Everyone knows the stress of staring down an empty page. That blinking cursor ready to fly across the screen, just waiting to be told what to do. It blinks in anticipation…it can't do the work for you, so it waits…
But you sit there, just staring at that cursor, praying that one goddamned thought worth sharing comes to mind. Anything to fill the void of that empty space in your word processor of choice. In vain, you scan the room, thinking something will spring an idea into your head and you can get past this awkward moment between you and your computer.
Writers block is very real and everyone who has ever written has experienced it at some point. Hemingway and Salinger were in this spot too; in front of an empty page with fuck all to say. Don't think that you're not cut out for this if you can't think of something right now.

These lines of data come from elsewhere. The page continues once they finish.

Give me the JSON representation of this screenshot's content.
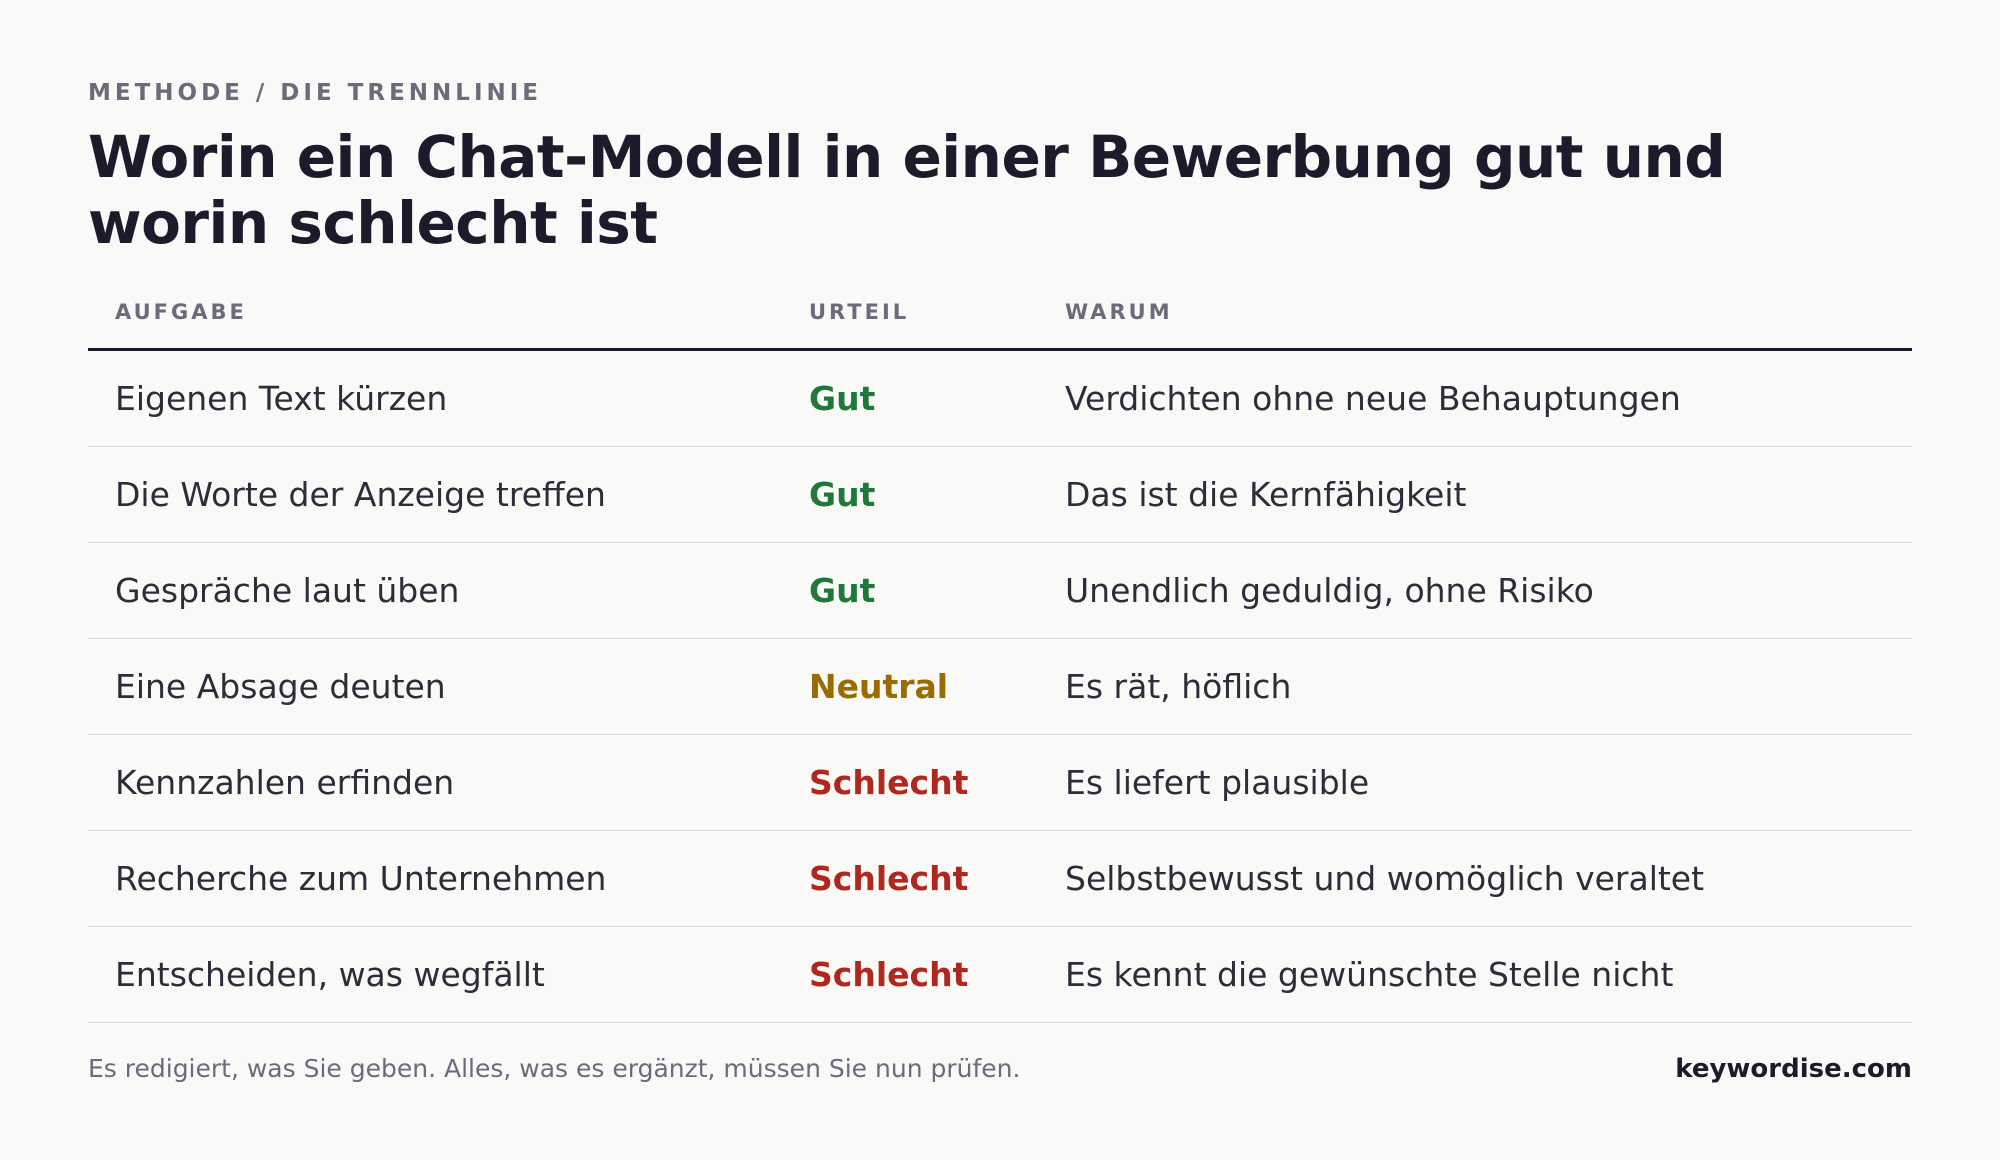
{
  "eyebrow": "METHODE / DIE TRENNLINIE",
  "title": "Worin ein Chat-Modell in einer Bewerbung gut und worin schlecht ist",
  "table": {
    "headers": {
      "task": "AUFGABE",
      "verdict": "URTEIL",
      "why": "WARUM"
    },
    "rows": [
      {
        "task": "Eigenen Text kürzen",
        "verdict": "Gut",
        "why": "Verdichten ohne neue Behauptungen",
        "verdict_color": "#1f7a3a"
      },
      {
        "task": "Die Worte der Anzeige treffen",
        "verdict": "Gut",
        "why": "Das ist die Kernfähigkeit",
        "verdict_color": "#1f7a3a"
      },
      {
        "task": "Gespräche laut üben",
        "verdict": "Gut",
        "why": "Unendlich geduldig, ohne Risiko",
        "verdict_color": "#1f7a3a"
      },
      {
        "task": "Eine Absage deuten",
        "verdict": "Neutral",
        "why": "Es rät, höflich",
        "verdict_color": "#9a6b00"
      },
      {
        "task": "Kennzahlen erfinden",
        "verdict": "Schlecht",
        "why": "Es liefert plausible",
        "verdict_color": "#b0271d"
      },
      {
        "task": "Recherche zum Unternehmen",
        "verdict": "Schlecht",
        "why": "Selbstbewusst und womöglich veraltet",
        "verdict_color": "#b0271d"
      },
      {
        "task": "Entscheiden, was wegfällt",
        "verdict": "Schlecht",
        "why": "Es kennt die gewünschte Stelle nicht",
        "verdict_color": "#b0271d"
      }
    ]
  },
  "footer": {
    "note": "Es redigiert, was Sie geben. Alles, was es ergänzt, müssen Sie nun prüfen.",
    "brand": "keywordise.com"
  },
  "colors": {
    "good": "#1f7a3a",
    "neutral": "#9a6b00",
    "bad": "#b0271d",
    "background": "#f9f9f8",
    "heading": "#1b1b2b"
  }
}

I've written thousands of blog posts over the years, and have absolutely experienced writer's block myself. But you don't get to thousands of blog posts without powering through a bunch of times. I don't have a magic trick I can share that will make you suddenly immune to writer's block, nor will I share the classic, but somewhat unhelpful advice of "just power through it." It's not a terrible suggestion, but it's about as helpful as Nike's "Just do it" campaign. I always try to remember two things when I sit down to write and the words aren't coming.

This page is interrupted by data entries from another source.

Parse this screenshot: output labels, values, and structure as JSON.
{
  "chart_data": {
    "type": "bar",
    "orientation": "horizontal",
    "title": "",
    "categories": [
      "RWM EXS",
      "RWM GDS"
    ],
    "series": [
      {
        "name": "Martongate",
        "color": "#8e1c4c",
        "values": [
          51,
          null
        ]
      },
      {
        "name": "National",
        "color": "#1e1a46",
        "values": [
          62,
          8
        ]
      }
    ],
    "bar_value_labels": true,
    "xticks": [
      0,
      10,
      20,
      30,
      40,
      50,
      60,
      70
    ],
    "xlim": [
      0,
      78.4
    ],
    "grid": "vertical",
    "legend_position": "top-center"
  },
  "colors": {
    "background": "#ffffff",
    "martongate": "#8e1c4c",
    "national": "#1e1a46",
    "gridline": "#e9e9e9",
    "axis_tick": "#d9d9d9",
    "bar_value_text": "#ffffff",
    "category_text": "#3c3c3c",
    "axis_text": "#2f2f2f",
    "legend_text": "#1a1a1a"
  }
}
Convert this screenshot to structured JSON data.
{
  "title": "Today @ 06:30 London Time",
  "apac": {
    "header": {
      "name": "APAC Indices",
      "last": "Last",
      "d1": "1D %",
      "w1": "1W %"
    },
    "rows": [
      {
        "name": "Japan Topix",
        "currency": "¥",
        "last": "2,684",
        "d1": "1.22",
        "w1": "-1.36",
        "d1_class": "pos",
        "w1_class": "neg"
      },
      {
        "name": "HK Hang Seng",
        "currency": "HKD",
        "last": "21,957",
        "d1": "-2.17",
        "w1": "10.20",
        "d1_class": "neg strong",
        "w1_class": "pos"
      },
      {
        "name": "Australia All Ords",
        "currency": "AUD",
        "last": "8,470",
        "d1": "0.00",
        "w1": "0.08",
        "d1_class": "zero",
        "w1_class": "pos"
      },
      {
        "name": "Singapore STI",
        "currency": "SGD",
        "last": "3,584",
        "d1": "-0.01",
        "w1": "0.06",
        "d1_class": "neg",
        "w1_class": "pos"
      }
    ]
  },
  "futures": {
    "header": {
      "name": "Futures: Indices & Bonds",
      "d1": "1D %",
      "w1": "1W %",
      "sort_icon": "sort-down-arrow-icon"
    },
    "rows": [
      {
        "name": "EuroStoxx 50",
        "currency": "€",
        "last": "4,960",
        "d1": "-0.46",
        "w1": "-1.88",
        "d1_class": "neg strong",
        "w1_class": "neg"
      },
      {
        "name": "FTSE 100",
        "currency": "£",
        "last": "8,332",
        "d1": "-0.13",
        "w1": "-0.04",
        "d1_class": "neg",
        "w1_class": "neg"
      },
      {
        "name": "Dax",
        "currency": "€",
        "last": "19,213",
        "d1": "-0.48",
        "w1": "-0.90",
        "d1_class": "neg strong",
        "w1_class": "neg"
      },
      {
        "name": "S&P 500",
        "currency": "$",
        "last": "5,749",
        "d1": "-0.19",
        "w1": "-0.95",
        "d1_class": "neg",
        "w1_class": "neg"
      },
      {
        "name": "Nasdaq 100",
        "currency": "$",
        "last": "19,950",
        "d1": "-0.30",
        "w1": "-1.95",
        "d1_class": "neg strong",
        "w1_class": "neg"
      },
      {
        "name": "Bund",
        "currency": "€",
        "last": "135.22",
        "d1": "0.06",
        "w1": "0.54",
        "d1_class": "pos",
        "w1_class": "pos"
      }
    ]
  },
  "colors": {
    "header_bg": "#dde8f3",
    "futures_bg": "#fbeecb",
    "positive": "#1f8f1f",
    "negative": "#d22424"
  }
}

First, remember that any writing is better than no writing. Writing is like running in that you don't always want to do it or think that you can do it today, but you are always thankful that you did afterwards. So even if you're not totally happy with what you're writing, that's still better than not getting anything down on the page. You can always go back and edit it later if it's not great.
And second, even if you don't have a brilliant topic you're writing about, it's probably better than you realize. Some of the best, most popular pieces in BirchTree history have been pieces I cranked out in less than 30 minutes on days where I thought I had nothing to say. Forcing yourself to write about something off the cuff can be liberating and get you out of your comfort zone. Escaping your comfort zone gets you flexing other parts of your creativity and can ultimately lead to better work, even if you weren't originally excited to write about something.
There is a Woody Allen quote1 where he says that he makes a ton of movies because the more he makes, the more likely a few of them are going to be great. I love that idea! You keep stepping up to the plate and putting stuff out there no matter what. Some things will be hits, and others just won't, but every attempt you makes you a little more likely to make something you're proud of.